As a child, it was impossible to stop my imagination. I snuck books places to read in secret, and stayed up until all hours reading, lost in imaginary worlds. I told stories in plays and songs, and authored an endless number of books. One of my proudest moments was receiving a 1st place trophy for reading the most books of anyone in the entire third grade. Stories have always captured my heart.
Fast forward to my years as a marketing coordinator for a start-up lifestyle brand. One day as I was managing the brand's social media pages in the office, I was confronted on Facebook with a post: “If you don't build your dream someone else will hire you to help build theirs.” At that moment I vowed to quit my job and enroll in yoga school to reconnect with my dreams and create a new path forward. My yoga practice and self-study led me back to writing and the stage, and to sharing these practices with others.
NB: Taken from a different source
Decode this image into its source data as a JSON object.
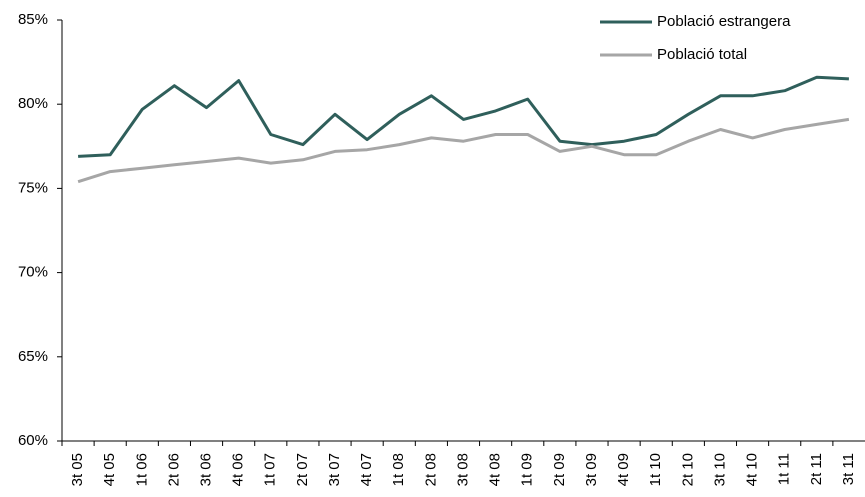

In addition to 20+ years of acting and yoga practice with brilliant teachers I continue to study with, I am an E-RYT 500 certified yoga instructor (Experienced-Registered Yoga Teacher), and hold additional specialized certifications in yin and trauma informed teaching practices. I am a lead trainer for RYT 200 training programs facilitated by BambooMove Baltimore and Breathe for Change, as well as a certified Lucid Body instructor and Director of the Lucid Body Teacher Training Program at the Lucid Body House in New York City.
I teach students how to understand and transform the stories we embody, specifically through the lens of somatic movement and creative self-expression. It is my hope by rewriting our personal stories, we collectively rewrite the stories of our communities to create a loving and just world.
Presently, I advocate mindful practices for social change. I am an on-going artistic collaborator with Impact Theatre, devising productions that employ a unique, theatrical catalyst for social change called the Behavior Change Process, created by Mgunga Mwamnyenyelwa and inspired by Augusto Boal's Theatre of the Oppressed.